New legislation approved by MPs could clear streets from car wrecks

Photo: ČTK/Michaela Říhová

The lower house of parliament has approved a new legislation amendment, which would make it easier for district authorities to remove aging car wrecks abandoned in the streets of Czech towns and cities.

Photo: ČTK/Michaela Říhová
Run-down vehicles without registration plates, broken windows, deflated tires, sometimes even covered with vegetation – that’s a common sight in towns and cities all over the Czech Republic. Apart from being an eye-sore, these vehicles are also taking up parking spaces, which are usually in short supply, and can also pose harm to the environment.

Until now, removing such car wrecks from the streets has been a rather complicated process. According to the current law, only vehicles with severe damage to their mechanism or construction classify as wrecks and can therefore be removed.
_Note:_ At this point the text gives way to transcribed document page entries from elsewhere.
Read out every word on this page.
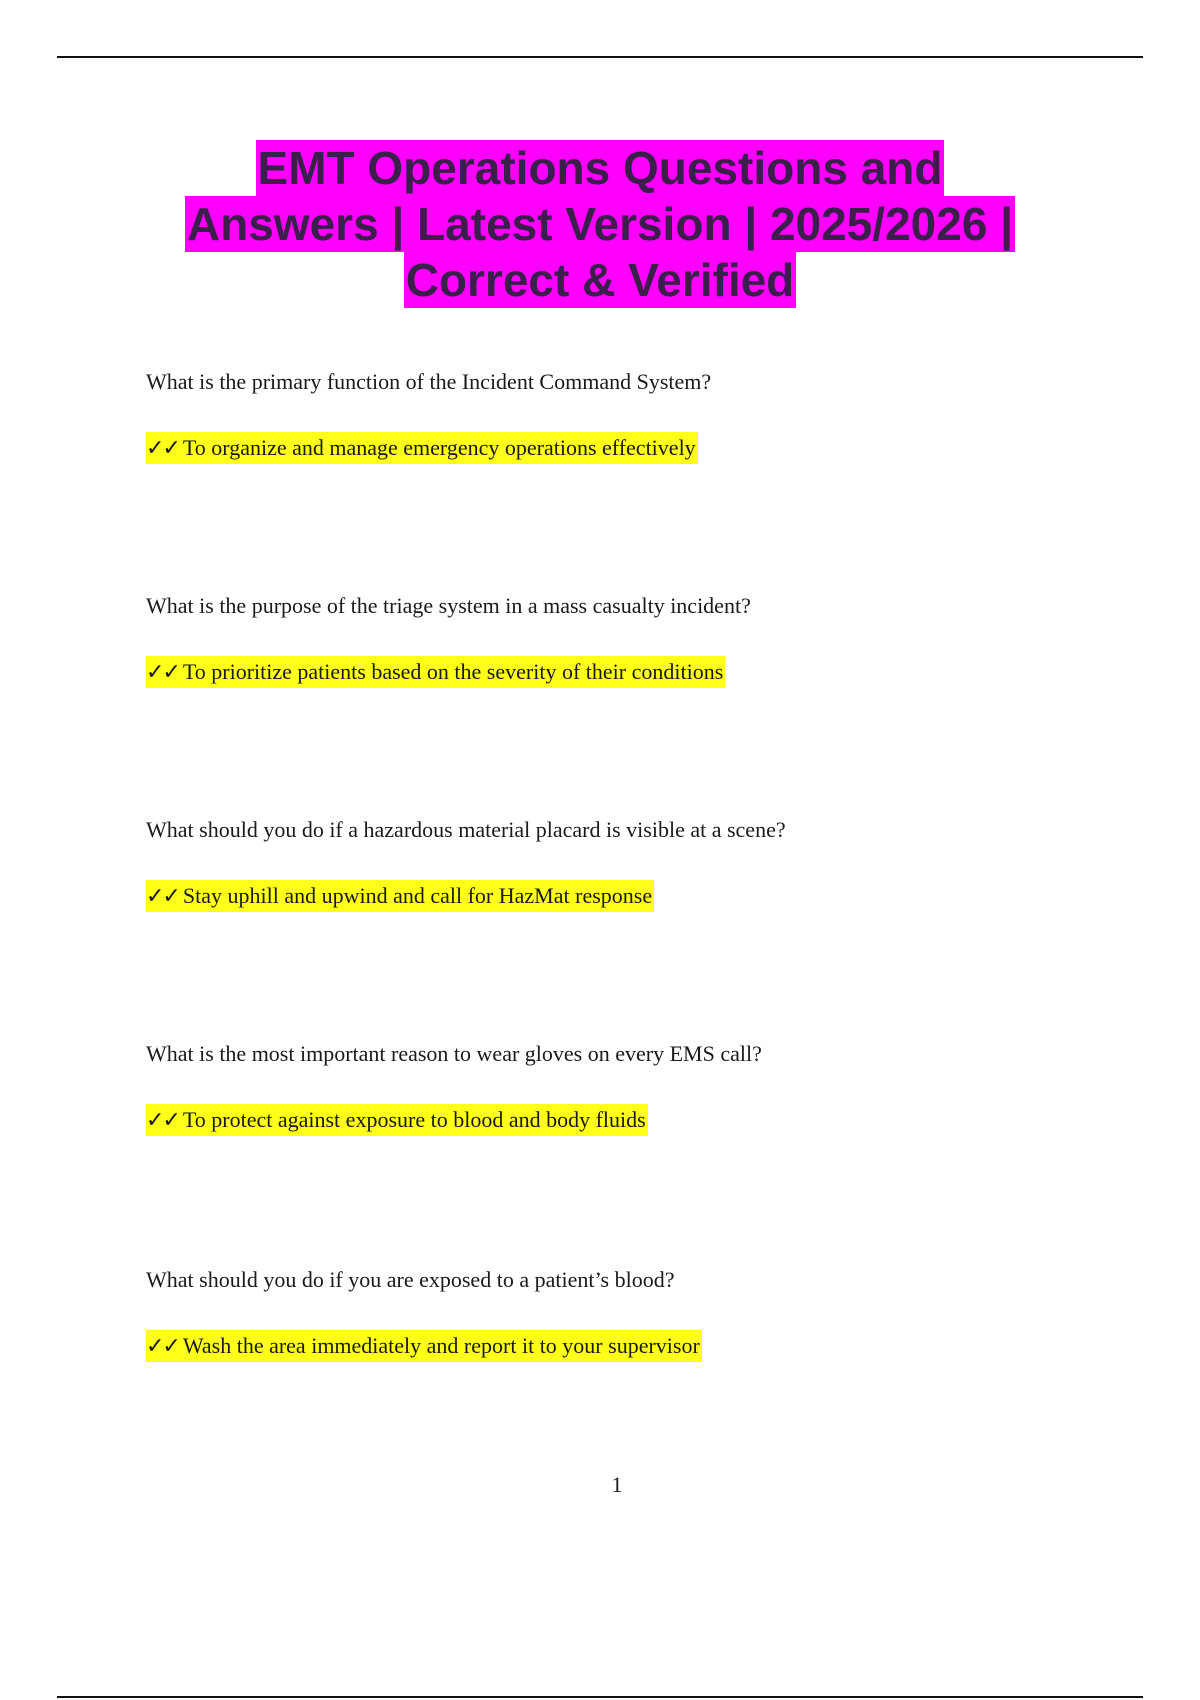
EMT Operations Questions and
Answers | Latest Version | 2025/2026 |
Correct & Verified
What is the primary function of the Incident Command System?
✓✓ To organize and manage emergency operations effectively
What is the purpose of the triage system in a mass casualty incident?
✓✓ To prioritize patients based on the severity of their conditions
What should you do if a hazardous material placard is visible at a scene?
✓✓ Stay uphill and upwind and call for HazMat response
What is the most important reason to wear gloves on every EMS call?
✓✓ To protect against exposure to blood and body fluids
What should you do if you are exposed to a patient’s blood?
✓✓ Wash the area immediately and report it to your supervisor
1
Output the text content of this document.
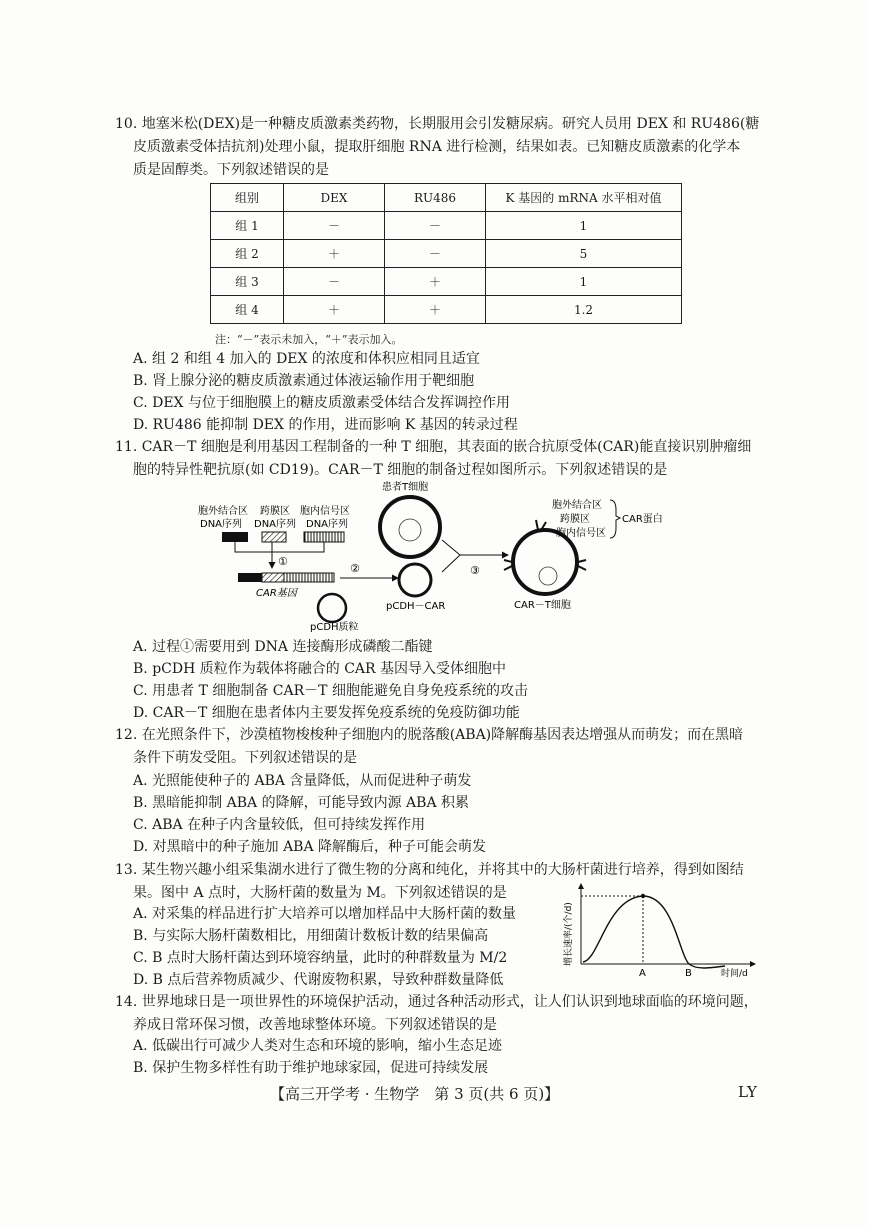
10. 地塞米松(DEX)是一种糖皮质激素类药物，长期服用会引发糖尿病。研究人员用 DEX 和 RU486(糖
皮质激素受体拮抗剂)处理小鼠，提取肝细胞 RNA 进行检测，结果如表。已知糖皮质激素的化学本
质是固醇类。下列叙述错误的是
组别	DEX	RU486	K 基因的 mRNA 水平相对值
组 1	－	－	1
组 2	＋	－	5
组 3	－	＋	1
组 4	＋	＋	1.2
注：“－”表示未加入，“＋”表示加入。
A. 组 2 和组 4 加入的 DEX 的浓度和体积应相同且适宜
B. 肾上腺分泌的糖皮质激素通过体液运输作用于靶细胞
C. DEX 与位于细胞膜上的糖皮质激素受体结合发挥调控作用
D. RU486 能抑制 DEX 的作用，进而影响 K 基因的转录过程
11. CAR－T 细胞是利用基因工程制备的一种 T 细胞，其表面的嵌合抗原受体(CAR)能直接识别肿瘤细
胞的特异性靶抗原(如 CD19)。CAR－T 细胞的制备过程如图所示。下列叙述错误的是
胞外结合区
DNA序列
跨膜区
DNA序列
胞内信号区
DNA序列
①
CAR基因
②
pCDH质粒
患者T细胞
pCDH－CAR
③
胞外结合区
跨膜区
胞内信号区
CAR蛋白
CAR－T细胞
A. 过程①需要用到 DNA 连接酶形成磷酸二酯键
B. pCDH 质粒作为载体将融合的 CAR 基因导入受体细胞中
C. 用患者 T 细胞制备 CAR－T 细胞能避免自身免疫系统的攻击
D. CAR－T 细胞在患者体内主要发挥免疫系统的免疫防御功能
12. 在光照条件下，沙漠植物梭梭种子细胞内的脱落酸(ABA)降解酶基因表达增强从而萌发；而在黑暗
条件下萌发受阻。下列叙述错误的是
A. 光照能使种子的 ABA 含量降低，从而促进种子萌发
B. 黑暗能抑制 ABA 的降解，可能导致内源 ABA 积累
C. ABA 在种子内含量较低，但可持续发挥作用
D. 对黑暗中的种子施加 ABA 降解酶后，种子可能会萌发
13. 某生物兴趣小组采集湖水进行了微生物的分离和纯化，并将其中的大肠杆菌进行培养，得到如图结
果。图中 A 点时，大肠杆菌的数量为 M。下列叙述错误的是
A. 对采集的样品进行扩大培养可以增加样品中大肠杆菌的数量
B. 与实际大肠杆菌数相比，用细菌计数板计数的结果偏高
C. B 点时大肠杆菌达到环境容纳量，此时的种群数量为 M/2
D. B 点后营养物质减少、代谢废物积累，导致种群数量降低
增长速率/(个/d)
A	B	时间/d
14. 世界地球日是一项世界性的环境保护活动，通过各种活动形式，让人们认识到地球面临的环境问题，
养成日常环保习惯，改善地球整体环境。下列叙述错误的是
A. 低碳出行可减少人类对生态和环境的影响，缩小生态足迹
B. 保护生物多样性有助于维护地球家园，促进可持续发展
【高三开学考 · 生物学　第 3 页(共 6 页)】	LY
This does not involve vehicles with flat tires or no number plates.

A proposal put forward by deputies from the ruling ANO party, which was approved by the lower house on Wednesday, may simplify the process of in the future. Under the draft legislation, a car wreck is classified as any vehicle with a mandatory two-year technical control expired by at least six months.

Furthermore, street owners can call on the vehicle-owners to submit their cars for a technical control. If they don’t respond within the next two months, the street owners can get the car towed away.

If the vehicle owners display no interest in their car, local authorities can sell it in auction or have it disposed of. Under the draft amendment, such vehicle owners can also face a fine of up to CZK 300 thousand.

ANO deputy Zuzana Ožanová hopes the measure could help to clear the streets of Czech towns and cities from so many unused vehicles:

“Such vehicles tend to stand in the streets for years, and their technical control has long been expired. They are quite an eye-sore in the centre of our cities and we have to do something about it.

“In many cases, we don’t even know who the owner of such a vehicle is. The good news is that under the proposal, the street owner will be able to look the person up in the registry of vehicles.”